2. 4857 sayılı Kanun'un 22, 32 ve 34 üncü maddeleri, 6772 sayılı Devlet ve Ona Bağlı Müesseselerde Çalışan İşçilere İlave Tediye Yapılması ve 6452 Sayılı Kanunla 6212 Sayılı Kanunun 2 nci Maddesinin Kaldırılması Hakkında Kanun'un 1 vd. maddeleri, 696 sayılı KHK ile 375 sayılı KHK'ya eklenen geçici 23 üncü madde.

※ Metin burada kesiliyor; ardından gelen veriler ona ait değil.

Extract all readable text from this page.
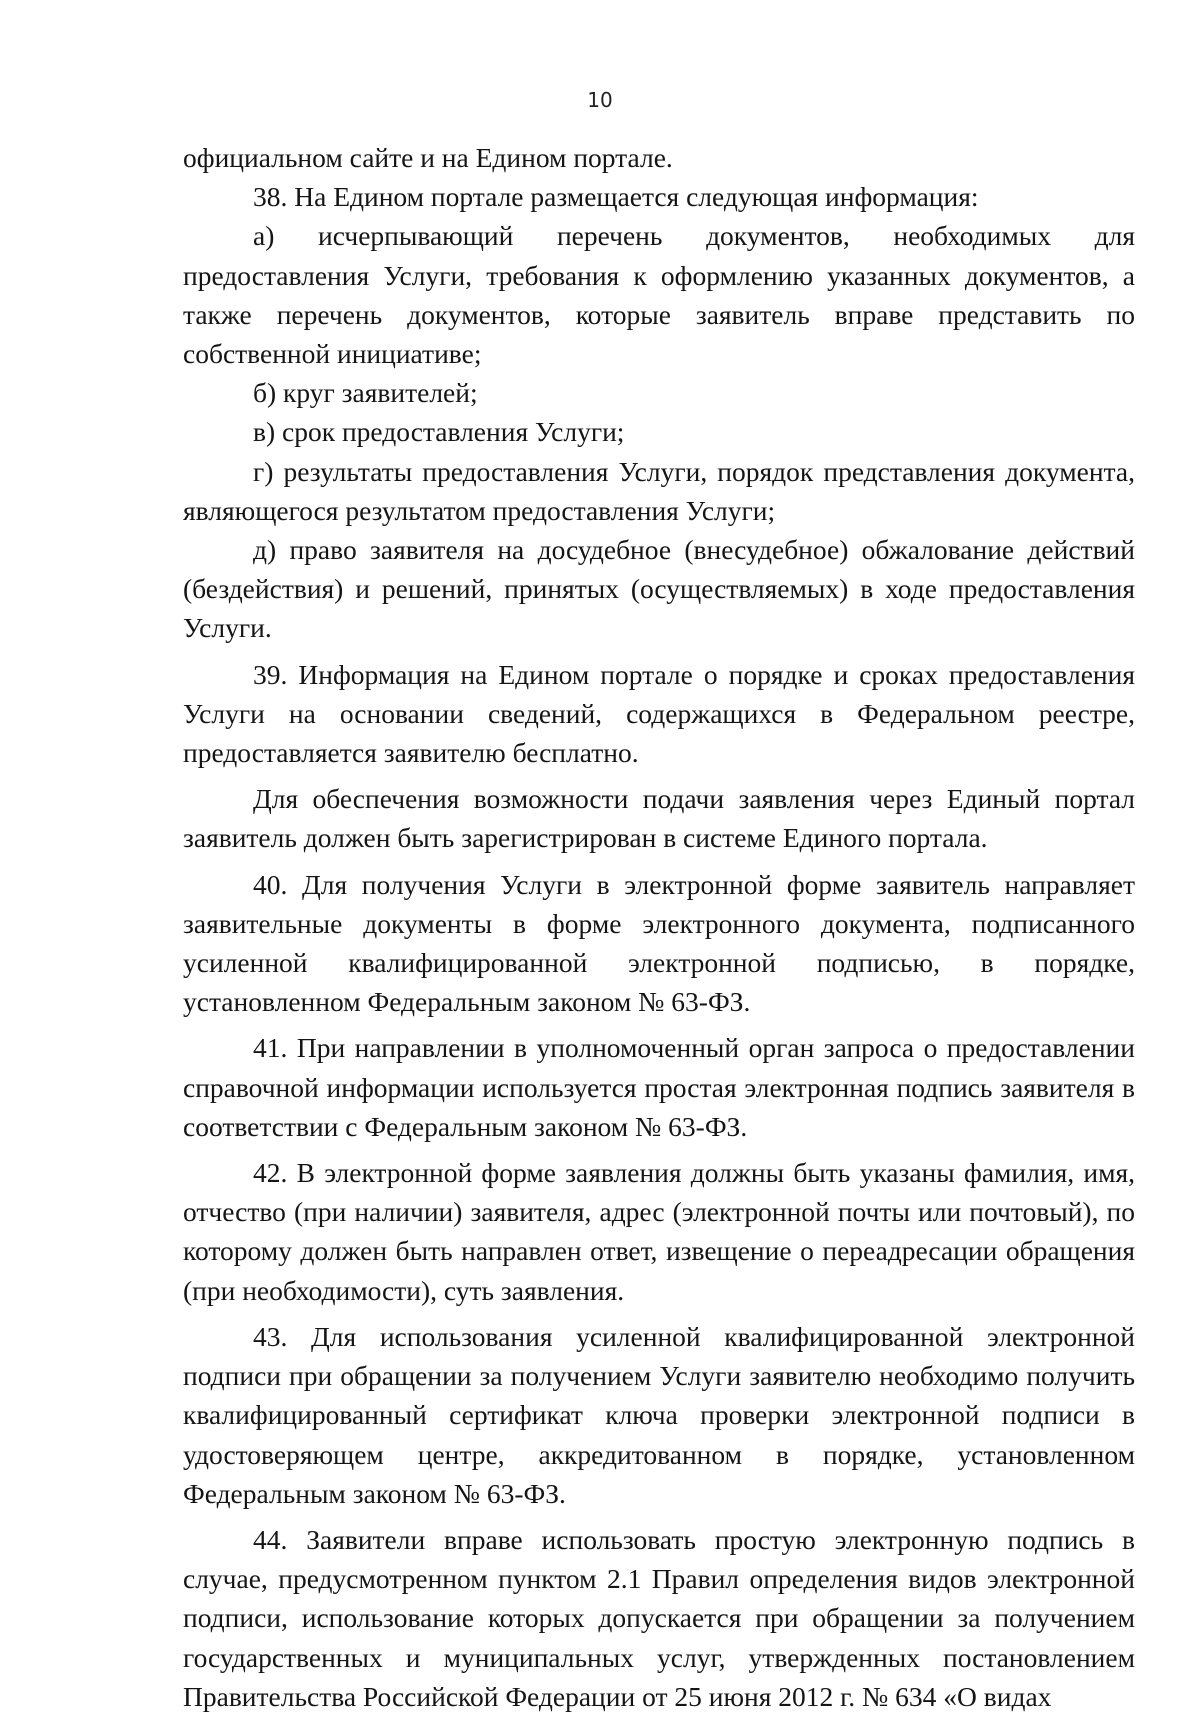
10

официальном сайте и на Едином портале.

38. На Едином портале размещается следующая информация:

а) исчерпывающий перечень документов, необходимых для предоставления Услуги, требования к оформлению указанных документов, а также перечень документов, которые заявитель вправе представить по собственной инициативе;

б) круг заявителей;

в) срок предоставления Услуги;

г) результаты предоставления Услуги, порядок представления документа, являющегося результатом предоставления Услуги;

д) право заявителя на досудебное (внесудебное) обжалование действий (бездействия) и решений, принятых (осуществляемых) в ходе предоставления Услуги.

39. Информация на Едином портале о порядке и сроках предоставления Услуги на основании сведений, содержащихся в Федеральном реестре, предоставляется заявителю бесплатно.

Для обеспечения возможности подачи заявления через Единый портал заявитель должен быть зарегистрирован в системе Единого портала.

40. Для получения Услуги в электронной форме заявитель направляет заявительные документы в форме электронного документа, подписанного усиленной квалифицированной электронной подписью, в порядке, установленном Федеральным законом № 63-ФЗ.

41. При направлении в уполномоченный орган запроса о предоставлении справочной информации используется простая электронная подпись заявителя в соответствии с Федеральным законом № 63-ФЗ.

42. В электронной форме заявления должны быть указаны фамилия, имя, отчество (при наличии) заявителя, адрес (электронной почты или почтовый), по которому должен быть направлен ответ, извещение о переадресации обращения (при необходимости), суть заявления.

43. Для использования усиленной квалифицированной электронной подписи при обращении за получением Услуги заявителю необходимо получить квалифицированный сертификат ключа проверки электронной подписи в удостоверяющем центре, аккредитованном в порядке, установленном Федеральным законом № 63-ФЗ.

44. Заявители вправе использовать простую электронную подпись в случае, предусмотренном пунктом 2.1 Правил определения видов электронной подписи, использование которых допускается при обращении за получением государственных и муниципальных услуг, утвержденных постановлением Правительства Российской Федерации от 25 июня 2012 г. № 634 «О видах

3. 696 sayılı KHK kapsamında kadroya geçen işçilerin geçiş aşamasındaki ücretlerinin tespiti ile ... ... sözleşmesinin ücrete ilişkin hükmünün ileriye etkisine ilişkin ilke ve esaslar, Dairemizin 03.05.2023 tarihli ve 2023/3001 Esas, 2023/6593 Karar sayılı kararında şu şekilde açıklanmıştır:
"...
2. 696 sayılı KHK'nın 127 nci maddesi ile 375 sayılı KHK'ya eklenen geçici 23 üncü madde çerçevesinde sürekli işçi kadrosuna geçirilen işçiler ile işveren arasında imzalanan ... sözleşmesinin ücrete ilişkin hükümlerinin doğru değerlendirilmesi son derece önemlidir. Dairemiz uygulamasına göre kadroya geçiş sırasında düzenlenen ... sözleşmesinde ücretin sadece asgari ücretin belli bir oranda fazlası yahut geçiş öncesindeki hizmet alım sözleşmesinde öngörülen ücret veya bu ücretin katları olarak belirlenmesi hâlinde, bu ücretin işçinin kadroya geçiş aşamasındaki ilk (temel) ücreti olduğu, taraflar arasında sonraki dönemler yönünden işvereni ücret artışı yapmakla yükümlü kılan bir düzenleme olmadığı kabul edilmektedir. Diğer taraftan ... sözleşmesinde ücretin her ay için asgari ücretin belli bir oranda fazlası şeklinde ödeneceğine yönelik hükümler ileriye etkili hükümler olarak değerlendirilmeli, bu hükümlerin sonraki dönemlere ilişkin ücret artışları yönünden işvereni bağlayacağı kabul edilmelidir."
4. 6100 sayılı Kanun'un basit yargılama usulünde "İddia ve savunmanın genişletilmesi veya değiştirilmesi yasağı" kenar başlıklı 319 uncu maddesi şöyledir:
"(1) İddianın genişletilmesi veya değiştirilmesi yasağı dava açılmasıyla;
savunmanın genişletilmesi veya değiştirilmesi yasağı cevap dilekçesinin mahkemeye verilmesiyle başlar."
3. Değerlendirme
1. Bölge adliye mahkemelerinin nihai kararlarının bozulması 6100 sayılı Kanun'un 371 inci maddesinde yer alan sebeplerden birinin varlığı hâlinde mümkündür.
2. Temyizen incelenen karar, tarafların karşılıklı iddia ve savunmalarına, dayandıkları belgelere, uyuşmazlığa uygulanması gereken hukuk kuralları ile hukuki ilişkinin nitelendirilmesine, dava şartlarına, yargılama ve ispat kuralları ile kararda belirtilen gerekçelere göre usul ve kanuna uygun olup davacı vekili tarafından temyiz dilekçesinde ileri sürülen nedenler kararın bozulmasını gerektirecek nitelikte görülmemiştir.
VI. KARAR
Açıklanan sebeple;
Temyiz olunan Bölge Adliye Mahkemesi kararının 6100 sayılı Kanun'un 370 inci maddesinin birinci fıkrası uyarınca ONANMASINA,
Aşağıda yazılı temyiz giderinin temyiz edene yükletilmesine,
Dosyanın İlk Derece Mahkemesine, kararın bir örneğinin Bölge Adliye Mahkemesine gönderilmesine,
13.09.2023 tarihinde oy birliğiyle karar verildi.